Advanced usage for FragBEST-Myo#

Trajectory Handler#

Modify initial optional settings#

These optional settings can be adjusted as needed in TrajectoryHandler:

warning_check: Displays detailed information when reading and transforming data. Set it to False to suppress these messages.
radius_of_interest (unit: Å): Defines the size of the region of interest as a spherical area centered on the pocket_center. The default value is 16.0, based on our previously estimated approximate size of the OM pocket in myosin.
spacing (unit: Å): Determines the resolution when transforming data from surface vertices to voxels (used by the deep learning model).
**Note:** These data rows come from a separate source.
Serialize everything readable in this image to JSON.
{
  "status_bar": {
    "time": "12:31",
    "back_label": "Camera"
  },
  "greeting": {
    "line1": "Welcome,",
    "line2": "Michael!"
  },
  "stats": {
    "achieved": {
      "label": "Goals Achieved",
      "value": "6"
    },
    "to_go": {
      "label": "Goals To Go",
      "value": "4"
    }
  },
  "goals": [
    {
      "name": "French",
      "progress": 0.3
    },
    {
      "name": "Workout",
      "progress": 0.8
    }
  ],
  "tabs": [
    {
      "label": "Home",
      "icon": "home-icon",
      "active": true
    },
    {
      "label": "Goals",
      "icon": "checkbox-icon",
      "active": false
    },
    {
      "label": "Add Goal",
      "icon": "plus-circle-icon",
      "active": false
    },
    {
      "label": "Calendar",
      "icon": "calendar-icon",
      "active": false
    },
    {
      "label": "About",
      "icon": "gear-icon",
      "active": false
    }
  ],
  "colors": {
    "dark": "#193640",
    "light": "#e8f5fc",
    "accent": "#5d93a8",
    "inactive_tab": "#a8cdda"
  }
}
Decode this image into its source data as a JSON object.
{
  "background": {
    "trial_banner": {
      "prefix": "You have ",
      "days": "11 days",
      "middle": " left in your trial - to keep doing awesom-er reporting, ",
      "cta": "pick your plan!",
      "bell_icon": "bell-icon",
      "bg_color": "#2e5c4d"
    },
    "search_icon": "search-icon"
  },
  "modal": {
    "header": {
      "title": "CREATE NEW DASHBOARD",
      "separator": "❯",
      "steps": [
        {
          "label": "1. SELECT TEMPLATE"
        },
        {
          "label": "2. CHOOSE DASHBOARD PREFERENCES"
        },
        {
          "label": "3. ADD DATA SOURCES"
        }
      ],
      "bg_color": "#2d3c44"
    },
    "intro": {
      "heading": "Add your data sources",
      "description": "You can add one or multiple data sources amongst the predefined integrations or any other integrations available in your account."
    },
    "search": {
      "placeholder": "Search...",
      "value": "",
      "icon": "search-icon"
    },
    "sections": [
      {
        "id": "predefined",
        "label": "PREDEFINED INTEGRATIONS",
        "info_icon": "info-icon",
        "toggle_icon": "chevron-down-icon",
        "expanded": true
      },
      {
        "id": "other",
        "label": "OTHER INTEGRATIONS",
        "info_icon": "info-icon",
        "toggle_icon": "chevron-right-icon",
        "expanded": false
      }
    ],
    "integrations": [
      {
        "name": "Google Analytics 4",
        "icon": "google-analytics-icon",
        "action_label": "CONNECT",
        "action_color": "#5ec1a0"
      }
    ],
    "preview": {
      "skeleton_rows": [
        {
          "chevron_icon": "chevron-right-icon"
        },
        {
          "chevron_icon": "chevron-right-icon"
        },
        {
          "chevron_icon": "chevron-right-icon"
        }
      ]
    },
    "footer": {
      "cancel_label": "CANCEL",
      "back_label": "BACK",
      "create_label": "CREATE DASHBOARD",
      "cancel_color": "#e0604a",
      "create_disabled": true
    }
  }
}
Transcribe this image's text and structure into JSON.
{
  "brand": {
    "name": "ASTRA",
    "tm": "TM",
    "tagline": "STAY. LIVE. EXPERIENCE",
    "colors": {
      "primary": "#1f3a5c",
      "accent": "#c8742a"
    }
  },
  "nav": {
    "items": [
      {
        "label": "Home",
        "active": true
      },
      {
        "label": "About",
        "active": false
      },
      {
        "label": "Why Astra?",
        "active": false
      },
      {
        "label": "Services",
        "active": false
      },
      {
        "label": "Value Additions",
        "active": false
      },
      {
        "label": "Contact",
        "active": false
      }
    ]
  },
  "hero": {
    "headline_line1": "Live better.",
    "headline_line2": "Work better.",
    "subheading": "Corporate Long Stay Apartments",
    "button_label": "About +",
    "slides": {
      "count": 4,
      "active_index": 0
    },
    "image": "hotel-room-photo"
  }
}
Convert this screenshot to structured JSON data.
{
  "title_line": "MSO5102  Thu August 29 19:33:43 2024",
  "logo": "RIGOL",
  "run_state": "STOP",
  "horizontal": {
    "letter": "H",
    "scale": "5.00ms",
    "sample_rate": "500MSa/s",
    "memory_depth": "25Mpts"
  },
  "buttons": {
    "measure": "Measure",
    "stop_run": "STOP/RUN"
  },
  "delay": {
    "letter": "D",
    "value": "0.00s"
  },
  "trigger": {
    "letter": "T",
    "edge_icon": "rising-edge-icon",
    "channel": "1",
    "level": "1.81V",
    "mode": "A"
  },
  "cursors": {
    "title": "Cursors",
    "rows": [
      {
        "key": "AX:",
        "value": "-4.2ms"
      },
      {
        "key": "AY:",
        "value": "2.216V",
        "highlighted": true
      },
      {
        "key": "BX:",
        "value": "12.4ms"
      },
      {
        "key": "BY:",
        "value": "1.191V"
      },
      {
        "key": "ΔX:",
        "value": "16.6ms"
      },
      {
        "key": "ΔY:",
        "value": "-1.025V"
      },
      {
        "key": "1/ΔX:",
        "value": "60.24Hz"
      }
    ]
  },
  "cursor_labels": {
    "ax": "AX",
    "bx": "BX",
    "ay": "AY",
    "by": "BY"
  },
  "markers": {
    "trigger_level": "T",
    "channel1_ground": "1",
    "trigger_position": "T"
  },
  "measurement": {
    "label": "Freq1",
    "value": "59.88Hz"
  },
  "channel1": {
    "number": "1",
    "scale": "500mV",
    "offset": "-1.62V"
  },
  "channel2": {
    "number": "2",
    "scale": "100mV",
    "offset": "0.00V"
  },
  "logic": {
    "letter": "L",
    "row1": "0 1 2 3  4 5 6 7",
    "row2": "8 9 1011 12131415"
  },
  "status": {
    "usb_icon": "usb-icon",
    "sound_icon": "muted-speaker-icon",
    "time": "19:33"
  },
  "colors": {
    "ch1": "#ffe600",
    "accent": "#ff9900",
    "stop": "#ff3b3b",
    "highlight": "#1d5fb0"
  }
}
Since the resolution of surface vertices generated by MSMS is 1.0, the default value is set to 0.5 to balance computational efficiency and accuracy.
distance_cutoff (unit: Å): Specifies the distance cutoff (default: 5.0) for determining whether an atom is close enough to the ligand to be assigned a label (only applicable when a ligand exists in the system).

Here is an example:

# Load the trajectory using TrajectoryHandler
traj_handler = TrajectoryHandler(
    top_path,
    traj_path,
    ligand_name = ligand_name,
    radius_of_interest = radius_of_interest,
    warning_check = False,

)

Adjust threshold values when getting residues at the pocket#

You can modify threshold values ligand_aa_dist and/or aa_existence_time.

ligand_aa_dist: the cutoff distance between ligand’s and amino acid’s atoms.
aa_existence_time: the fraction of the existernce time for the amino acid’s atoms over MD simulation time.

Example:

# first step for calculating pocket center
traj_handler.get_residues_at_pocket(
    # Distance Between Ligand and Amino Acid Atoms (Unit: Å)
    ligand_aa_dist=5,
    # Fraction of Existence Time of Amino Acid Atoms
    aa_existence_time=0.5,  # 0.5 means 50%
)

# second step for calculating pocket center
traj_handler.get_pocket_residues()

Align trajectory using an MDAnalysis object as the reference#

During the alignment, the reference can also be a MDAnalysis’s Universe or AtomGroup.

reference = mda.Universe(top_path)  # Universe
traj_handler.align_traj_to_pocket(reference=reference)

reference = mda.Universe(top_path).select_atoms("resid 11")  # AtomGroup
traj_handler.align_traj_to_pocket(reference=reference)

Save aligned trajectory#

To save the aligned trajectory, use the self.write_trajectory() function.

# -------------------- Start of user-defined variables --------------------
traj_path_aligned = f"{output_dir}/PPS_OMB_300ns_skip10ns_aligned.xtc"
# -------------------- End of user-defined variables ----------------------

traj_handler.write_trajectory(traj_path=traj_path_aligned)

There are some optional settings available when saving the trajectory.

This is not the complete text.